By Ron Leuty – Reporter, San Francisco Business Times
Jan 7, 2019, 5:18pm EST
Read original online article at SF Business Times
A South San Francisco company tapping the brain’s immune system to treat Alzheimer’s disease and other neurodegenerative conditions said Monday that it wants to raise $150 million in an initial public offering.
Alector Inc., which has nearly 100 employees and last year closed a $225 million deal with AbbVie Inc. (NYSE: ABBV), would trade on the NASDAQ with the trading symbol “ALEC.”
The company was started five years ago by CEO Arnon Rosenthal. Rosenthal previously worked at Genentech Inc. and launched Rinat Neuroscience before it was bought by Pfizer Inc. (NYSE: PFE) in 2006.
Like cancer immunotherapy companies, Alector sees power in stimulating, multiplying, moving and directing the immune system to tackle Alzheimer’s, frontotemporal dementia and other neurological diseases. But its work isn’t limited to working with a certain type of brain cell, called microglia, that is the first line of defense for the immune system against cellular invaders; the company’s work also could be applied to cancer, Rosenthal and Chief Business Officer Sabah Oney told the San Francisco Business Times last year.
But Alector’s main focus is on neurology, Rosenthal and Oney said.
The company has raised close to $300 million from GV, OrbiMed, Polaris Partners, Topspin Partners, Mission Bay Capital, AbbVie, Johnson & Johnson’s Janssen Pharmaceuticals and others.

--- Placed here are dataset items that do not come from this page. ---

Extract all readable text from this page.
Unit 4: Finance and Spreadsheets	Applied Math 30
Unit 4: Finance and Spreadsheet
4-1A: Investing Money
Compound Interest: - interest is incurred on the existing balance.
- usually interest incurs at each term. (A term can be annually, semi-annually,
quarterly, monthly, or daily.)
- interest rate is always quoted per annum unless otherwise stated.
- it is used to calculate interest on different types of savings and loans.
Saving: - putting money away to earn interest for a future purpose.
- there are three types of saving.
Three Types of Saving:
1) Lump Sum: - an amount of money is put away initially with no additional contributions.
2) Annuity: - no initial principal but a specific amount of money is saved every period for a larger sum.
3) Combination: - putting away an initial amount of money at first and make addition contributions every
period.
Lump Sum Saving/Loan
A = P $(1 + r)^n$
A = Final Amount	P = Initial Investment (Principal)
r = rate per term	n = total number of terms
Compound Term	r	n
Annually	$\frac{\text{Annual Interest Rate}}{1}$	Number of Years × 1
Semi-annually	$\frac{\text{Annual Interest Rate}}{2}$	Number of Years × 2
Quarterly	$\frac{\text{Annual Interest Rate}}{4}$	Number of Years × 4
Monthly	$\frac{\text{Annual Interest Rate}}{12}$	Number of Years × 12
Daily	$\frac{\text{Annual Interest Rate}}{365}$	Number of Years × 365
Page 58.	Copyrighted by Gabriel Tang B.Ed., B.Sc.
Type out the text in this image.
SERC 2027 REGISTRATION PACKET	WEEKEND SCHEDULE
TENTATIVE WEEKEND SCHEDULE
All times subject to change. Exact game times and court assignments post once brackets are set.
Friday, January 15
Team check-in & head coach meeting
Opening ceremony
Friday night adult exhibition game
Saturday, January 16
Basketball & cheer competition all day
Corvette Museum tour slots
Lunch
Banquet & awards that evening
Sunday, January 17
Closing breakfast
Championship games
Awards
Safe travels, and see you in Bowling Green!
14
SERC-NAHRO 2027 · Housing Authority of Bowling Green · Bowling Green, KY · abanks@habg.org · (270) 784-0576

“We made a big bet that this was the direction” of Alzheimer’s research, Rosenthal said. “When we started five years ago, it was not clear.”
The emergence of neurodegeneration drug companies such as Alector and South San Francisco’s Denali Therapeutics Inc. (NASDAQ: DNLI) and Cortexyme Inc. comes after decades of disappointments in the Alzheimer’s field from companies targeting tangles of amyloid and tau proteins in the brain.
Alector in November started an early-stage clinical trial of AL-002, a drug that is partnered with AbbVie and targets a triggering receptor on cells that have a genetic link to Alzheimer’s disease and other neurodegenerative disorders. The trial is aimed at Alzheimer’s.
In September, it started a Phase I study in a subpopulation of patients with a mutation thought to play a role in frontotemporal dementia.